Amore distaccato e autosacrificante. Si potrebbe pensare che si trovasse in quel giorno a Betania,
quando Maria arrivò con l'ampolla del prezioso nardo e lo versò sui piedi del Divino Maestro mentre
sedeva, e poi li asciugò con i propri capelli, mentre la casa si riempiva del suo profumo. Non mancava
allora uno spirito ristretto per mormorare contro tale prodigalità. Ma il Figlio di Dio lo trattenne,
dicendo: "Lasciatela fare; ha conservato questo profumo per il giorno della mia sepoltura" (Gv 12,7).
Sì, questo gesto significava misteriosamente morte, amore e sacrificio.

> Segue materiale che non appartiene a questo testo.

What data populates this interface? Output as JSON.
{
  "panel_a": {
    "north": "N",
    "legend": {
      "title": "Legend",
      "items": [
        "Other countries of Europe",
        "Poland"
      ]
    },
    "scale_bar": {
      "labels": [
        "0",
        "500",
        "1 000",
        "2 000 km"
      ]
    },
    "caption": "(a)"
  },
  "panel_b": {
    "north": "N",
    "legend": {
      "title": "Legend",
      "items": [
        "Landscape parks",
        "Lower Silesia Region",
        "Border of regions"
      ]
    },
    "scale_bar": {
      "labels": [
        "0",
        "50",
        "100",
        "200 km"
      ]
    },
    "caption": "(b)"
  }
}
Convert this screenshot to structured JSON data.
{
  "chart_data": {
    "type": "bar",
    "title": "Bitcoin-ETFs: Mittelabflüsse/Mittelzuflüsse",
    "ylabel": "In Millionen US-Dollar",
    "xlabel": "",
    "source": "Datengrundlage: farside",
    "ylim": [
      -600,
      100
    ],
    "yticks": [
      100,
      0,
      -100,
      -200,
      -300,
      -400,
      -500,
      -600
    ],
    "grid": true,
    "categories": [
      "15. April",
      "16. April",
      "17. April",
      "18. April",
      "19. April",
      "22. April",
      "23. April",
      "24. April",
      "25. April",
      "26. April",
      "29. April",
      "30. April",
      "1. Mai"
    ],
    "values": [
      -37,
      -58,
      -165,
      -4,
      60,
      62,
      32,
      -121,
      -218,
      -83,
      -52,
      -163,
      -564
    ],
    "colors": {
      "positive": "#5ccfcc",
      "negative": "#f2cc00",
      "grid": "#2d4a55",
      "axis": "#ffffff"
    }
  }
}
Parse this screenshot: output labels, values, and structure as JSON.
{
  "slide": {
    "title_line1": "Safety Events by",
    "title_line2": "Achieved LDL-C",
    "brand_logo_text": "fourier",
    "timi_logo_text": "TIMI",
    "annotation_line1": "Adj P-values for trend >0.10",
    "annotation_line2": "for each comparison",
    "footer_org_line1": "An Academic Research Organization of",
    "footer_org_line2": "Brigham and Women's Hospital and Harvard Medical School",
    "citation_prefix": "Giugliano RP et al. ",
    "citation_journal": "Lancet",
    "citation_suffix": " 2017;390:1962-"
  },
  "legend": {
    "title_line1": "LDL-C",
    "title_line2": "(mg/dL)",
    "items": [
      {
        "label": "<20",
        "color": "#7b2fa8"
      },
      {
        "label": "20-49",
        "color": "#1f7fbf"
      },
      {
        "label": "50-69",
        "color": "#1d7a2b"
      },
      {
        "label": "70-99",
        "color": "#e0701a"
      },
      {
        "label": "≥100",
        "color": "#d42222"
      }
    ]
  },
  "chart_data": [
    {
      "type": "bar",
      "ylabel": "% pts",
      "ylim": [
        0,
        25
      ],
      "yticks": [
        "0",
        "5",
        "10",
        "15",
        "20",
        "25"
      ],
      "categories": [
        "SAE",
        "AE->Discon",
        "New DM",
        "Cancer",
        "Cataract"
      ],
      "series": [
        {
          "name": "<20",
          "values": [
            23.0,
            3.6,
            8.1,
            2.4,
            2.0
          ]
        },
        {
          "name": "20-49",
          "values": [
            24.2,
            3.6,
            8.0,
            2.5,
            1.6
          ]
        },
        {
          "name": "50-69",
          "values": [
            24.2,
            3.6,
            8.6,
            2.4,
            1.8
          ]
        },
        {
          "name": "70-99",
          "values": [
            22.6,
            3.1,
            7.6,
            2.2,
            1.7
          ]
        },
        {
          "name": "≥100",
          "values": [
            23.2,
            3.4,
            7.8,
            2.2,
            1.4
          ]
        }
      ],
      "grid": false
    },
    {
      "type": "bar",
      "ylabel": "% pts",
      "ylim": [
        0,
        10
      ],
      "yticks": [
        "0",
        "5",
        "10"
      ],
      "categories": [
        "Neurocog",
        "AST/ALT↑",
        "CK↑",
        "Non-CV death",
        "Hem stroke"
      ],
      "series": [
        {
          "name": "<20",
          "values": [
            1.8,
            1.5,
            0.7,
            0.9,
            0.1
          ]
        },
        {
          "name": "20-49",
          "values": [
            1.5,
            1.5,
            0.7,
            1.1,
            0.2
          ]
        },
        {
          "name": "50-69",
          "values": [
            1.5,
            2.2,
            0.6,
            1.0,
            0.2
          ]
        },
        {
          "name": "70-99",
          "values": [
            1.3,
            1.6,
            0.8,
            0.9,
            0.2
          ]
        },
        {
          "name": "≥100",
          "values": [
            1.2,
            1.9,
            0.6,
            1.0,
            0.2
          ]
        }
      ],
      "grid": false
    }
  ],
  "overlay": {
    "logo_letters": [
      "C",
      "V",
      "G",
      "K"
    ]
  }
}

Tutto questo si ritrova nell'incenso: il mistero della bellezza, che si innalza con grazia, senza
alcuna utilità pratica; il mistero dell'amore, che brucia, si consuma ed esala morendo. Non
mancheranno nemmeno qui gli spiriti meschini che si chiederanno: a cosa serve tutto questo?
L'incenso è un sacrificio di profumi, formato, dice la Scrittura, dalle preghiere dei santi. È il
simbolo della preghiera, soprattutto di quella preghiera che non si autoassolve, che non vuole altro
che alzarsi come il Gloria dopo ogni salmo, che adora e ringrazia Dio "per la sua grande gloria"...
Anche nella religione ci sono spiriti meschini, mercantili, le cui labbra mormorano come quelle
di Giuda Iscariota: in loro la preghiera è orientata all'utilitarismo spirituale; la vogliono
borghesemente ragionevole; ne quid nimis. Questo modo di agire ignora completamente la
munificenza regale della preghiera, che è sempre generosa; ignora ciò che è proprio dell'anima della
preghiera, che non si chiede mai il perché o il percome, ma sale, perché è amore, profumo e bellezza.
E quanto più ama e quanto più offre, tanto più il fuoco lo consuma e il profumo sale.